Rome: Two Syrian girls, one of them an eight-month-old baby, are among up to six people who died when a boat carrying would-be migrants to Europe capsized off Libya yesterday, rescuers said.
Five bodies were recovered and one passenger was missing, presumed drowned, following the yesterday's capsize. Some of the 21 survivors told aid workers there had been 27 people from eight Syrian families on the boat.
The Phoenix, a rescue boat run by the Malta-based NGO Migrant Offshore Aid Station (MOAS) and the Italian Red Cross (CRI), recovered the corpses of two women, one man and the baby while the five-year-old's body was picked up by a fishing boat, the organisations said.
Details of the tragedy emerged as the world's attention has been re-focused on the crisis in Syria by this week's poignant pictures of the bloodied, dust-covered face of four-year-old Omran following the bombing of his home in the war-torn city of Aleppo.

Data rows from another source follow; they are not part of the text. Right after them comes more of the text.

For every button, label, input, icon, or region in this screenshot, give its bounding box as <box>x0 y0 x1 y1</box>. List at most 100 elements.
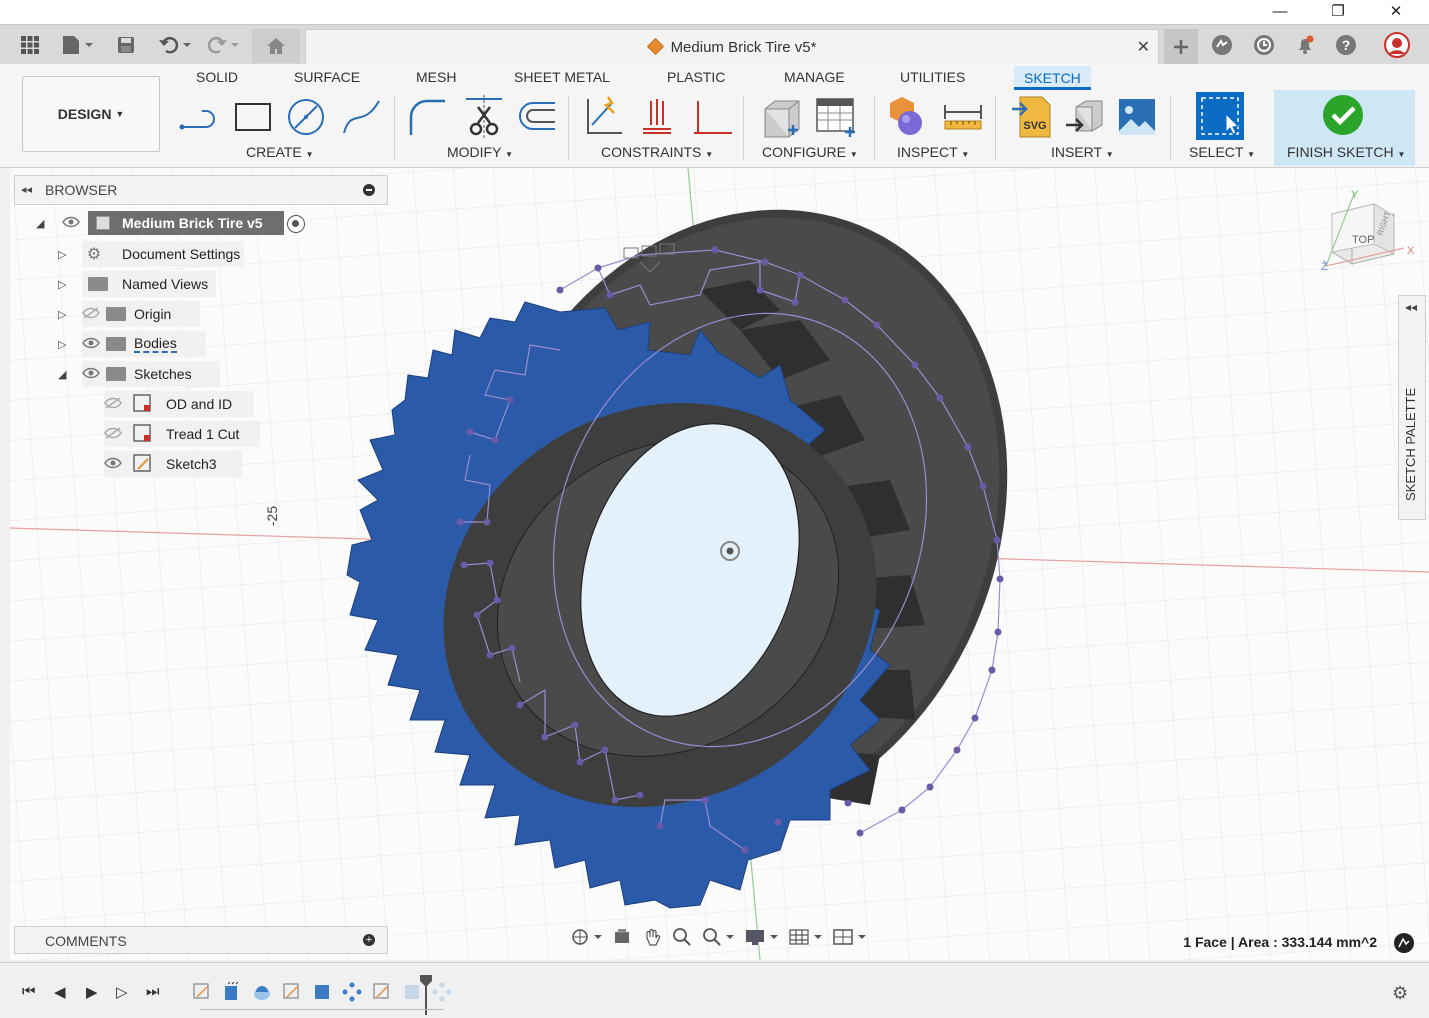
coincident-constraint-icon[interactable] <box>636 96 678 138</box>
finish-sketch-menu[interactable]: FINISH SKETCH ▼ <box>1287 144 1405 160</box>
pan-hand-icon[interactable] <box>642 927 662 952</box>
expand-palette-icon[interactable]: ◂◂ <box>1405 300 1417 314</box>
expand-arrow[interactable]: ▷ <box>58 248 66 261</box>
close-tab-button[interactable]: ✕ <box>1137 37 1150 57</box>
tab-mesh[interactable]: MESH <box>416 69 456 85</box>
tab-surface[interactable]: SURFACE <box>294 69 360 85</box>
visibility-eye-icon[interactable] <box>104 457 122 472</box>
create-group-menu[interactable]: CREATE ▼ <box>246 144 314 160</box>
new-tab-icon[interactable] <box>1164 29 1198 65</box>
insert-canvas-icon[interactable] <box>1116 96 1158 138</box>
timeline-suppressed-feature[interactable] <box>402 982 422 1002</box>
go-to-end-icon[interactable]: ⏭ <box>146 983 160 1000</box>
timeline-extrude-feature[interactable] <box>222 981 242 1002</box>
timeline-sketch-feature[interactable] <box>282 982 302 1002</box>
expand-arrow[interactable]: ▷ <box>58 308 66 321</box>
visibility-eye-icon[interactable] <box>82 337 100 352</box>
step-back-icon[interactable]: ◀ <box>54 983 66 1001</box>
undo-icon[interactable] <box>156 31 194 59</box>
help-icon[interactable]: ? <box>1334 31 1358 59</box>
step-forward-icon[interactable]: ▷ <box>116 983 128 1001</box>
user-avatar-icon[interactable] <box>1383 31 1411 59</box>
tab-utilities[interactable]: UTILITIES <box>900 69 965 85</box>
timeline-settings-gear-icon[interactable]: ⚙ <box>1392 983 1408 1004</box>
spline-tool-icon[interactable] <box>340 96 382 138</box>
comments-panel[interactable]: COMMENTS + <box>14 926 388 954</box>
add-comment-icon[interactable]: + <box>363 934 375 946</box>
close-window-button[interactable]: ✕ <box>1373 0 1419 22</box>
visibility-eye-icon[interactable] <box>62 216 80 231</box>
insert-group-menu[interactable]: INSERT ▼ <box>1051 144 1114 160</box>
circle-tool-icon[interactable] <box>285 96 327 138</box>
timeline-sketch-feature[interactable] <box>192 982 212 1002</box>
timeline-pattern-feature[interactable] <box>342 982 362 1002</box>
file-menu-icon[interactable] <box>58 31 98 59</box>
document-tab[interactable]: Medium Brick Tire v5* ✕ <box>305 29 1159 65</box>
collapse-arrow[interactable]: ◢ <box>58 368 66 381</box>
select-tool-icon[interactable] <box>1196 92 1244 140</box>
browser-item-tread-1-cut[interactable]: Tread 1 Cut <box>104 421 260 447</box>
constraints-group-menu[interactable]: CONSTRAINTS ▼ <box>601 144 713 160</box>
orbit-icon[interactable] <box>570 927 602 952</box>
insert-svg-icon[interactable]: SVG <box>1010 96 1052 138</box>
hidden-eye-icon[interactable] <box>104 426 122 442</box>
display-settings-icon[interactable] <box>744 927 778 952</box>
job-status-icon[interactable] <box>1252 31 1276 59</box>
design-workspace-button[interactable]: DESIGN ▼ <box>22 76 160 152</box>
auto-constrain-icon[interactable] <box>582 96 624 138</box>
notifications-icon[interactable] <box>1293 31 1317 59</box>
zoom-icon[interactable] <box>672 927 692 952</box>
rectangle-tool-icon[interactable] <box>232 96 274 138</box>
parameters-icon[interactable] <box>759 96 801 138</box>
restore-button[interactable]: ❐ <box>1315 0 1361 22</box>
grid-menu-icon[interactable] <box>18 31 42 59</box>
fillet-tool-icon[interactable] <box>406 96 448 138</box>
viewports-icon[interactable] <box>832 927 866 952</box>
expand-arrow[interactable]: ▷ <box>58 278 66 291</box>
hidden-eye-icon[interactable] <box>104 396 122 412</box>
zoom-window-icon[interactable] <box>702 927 734 952</box>
offset-tool-icon[interactable] <box>515 96 557 138</box>
insert-mesh-icon[interactable] <box>1064 96 1106 138</box>
collapse-root-arrow[interactable]: ◢ <box>36 217 44 230</box>
browser-item-sketch3[interactable]: Sketch3 <box>104 451 242 477</box>
finish-sketch-check-icon[interactable] <box>1322 94 1364 136</box>
tab-solid[interactable]: SOLID <box>196 69 238 85</box>
trim-tool-icon[interactable] <box>462 95 504 139</box>
dimension-label[interactable]: -25 <box>264 506 280 526</box>
expand-arrow[interactable]: ▷ <box>58 338 66 351</box>
redo-icon[interactable] <box>204 31 242 59</box>
collapse-browser-icon[interactable]: ◂◂ <box>21 183 32 196</box>
look-at-icon[interactable] <box>612 927 632 952</box>
home-icon[interactable] <box>252 29 300 63</box>
configure-group-menu[interactable]: CONFIGURE ▼ <box>762 144 858 160</box>
browser-item-bodies[interactable]: Bodies <box>82 331 206 357</box>
save-icon[interactable] <box>114 31 138 59</box>
measure-icon[interactable] <box>941 96 983 138</box>
tab-sheet-metal[interactable]: SHEET METAL <box>514 69 610 85</box>
sketch-palette-panel[interactable]: ◂◂ SKETCH PALETTE <box>1398 295 1426 520</box>
grid-settings-icon[interactable] <box>788 927 822 952</box>
tab-manage[interactable]: MANAGE <box>784 69 845 85</box>
hidden-eye-icon[interactable] <box>82 306 100 322</box>
timeline-sketch-feature[interactable] <box>372 982 392 1002</box>
play-icon[interactable]: ▶ <box>86 983 98 1001</box>
browser-root-item[interactable]: Medium Brick Tire v5 <box>88 211 284 235</box>
browser-item-document-settings[interactable]: ⚙ Document Settings <box>82 241 244 267</box>
perpendicular-constraint-icon[interactable] <box>690 96 732 138</box>
browser-minimize-icon[interactable] <box>363 184 375 196</box>
timeline-revolve-feature[interactable] <box>252 982 272 1002</box>
tab-plastic[interactable]: PLASTIC <box>667 69 725 85</box>
tab-sketch[interactable]: SKETCH <box>1014 66 1091 90</box>
display-mode-icon[interactable] <box>1394 933 1414 953</box>
extensions-icon[interactable] <box>1210 31 1234 59</box>
modify-group-menu[interactable]: MODIFY ▼ <box>447 144 513 160</box>
minimize-button[interactable]: — <box>1257 0 1303 22</box>
timeline-extrude-feature[interactable] <box>312 982 332 1002</box>
viewcube[interactable]: TOP RIGHT Y X Z <box>1318 186 1418 276</box>
select-group-menu[interactable]: SELECT ▼ <box>1189 144 1255 160</box>
inspect-group-menu[interactable]: INSPECT ▼ <box>897 144 969 160</box>
browser-item-sketches[interactable]: Sketches <box>82 361 220 387</box>
browser-item-od-and-id[interactable]: OD and ID <box>104 391 254 417</box>
3d-viewport[interactable]: -25 <box>10 168 1429 960</box>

MOAS co-founder Regina Catrambone said the latest deaths were a tragic reminder that hundreds of migrant children continue to perish at sea a year after toddler Aylan Kurdi's body was washed ashore on a Turkish beach last year.
"It is very sad and frustrating to witness the tragic loss of life at sea, especially that of such a young child," she said.
"It is time for the international community to come to terms with this reality and to implement safe and legal solutions for the most vulnerable among us to avail themselves of the rights and protections they are entitled to."
Children represent a growing proportion of the migrants trying to reach Europe by sea from Turkey and North Africa - 27 percent of all arrivals in the first six months of this year were minors, according to the UN refugee agency.
Italy's coastguard said the five deaths occurred on a day when they supervised the rescue of 534 people in 11 different operations off Libya.
Nearly 100,000 migrants have landed at Italian ports this year, roughly in line with the level of arrivals in the same period in 2015. Numbers arriving in Greece have dropped sharply since an EU-Turkey deal in March that is aimed at stemming the flow.
More than 3,000 people have died trying to reach Greece or Italy since the start of the year, a 50 percent rise on last year.
It is relatively rare for Syrians to try to reach Italy via Libya. Over 90 percent of the migrants arriving on Italian shores this year have come from sub-Saharan Africa.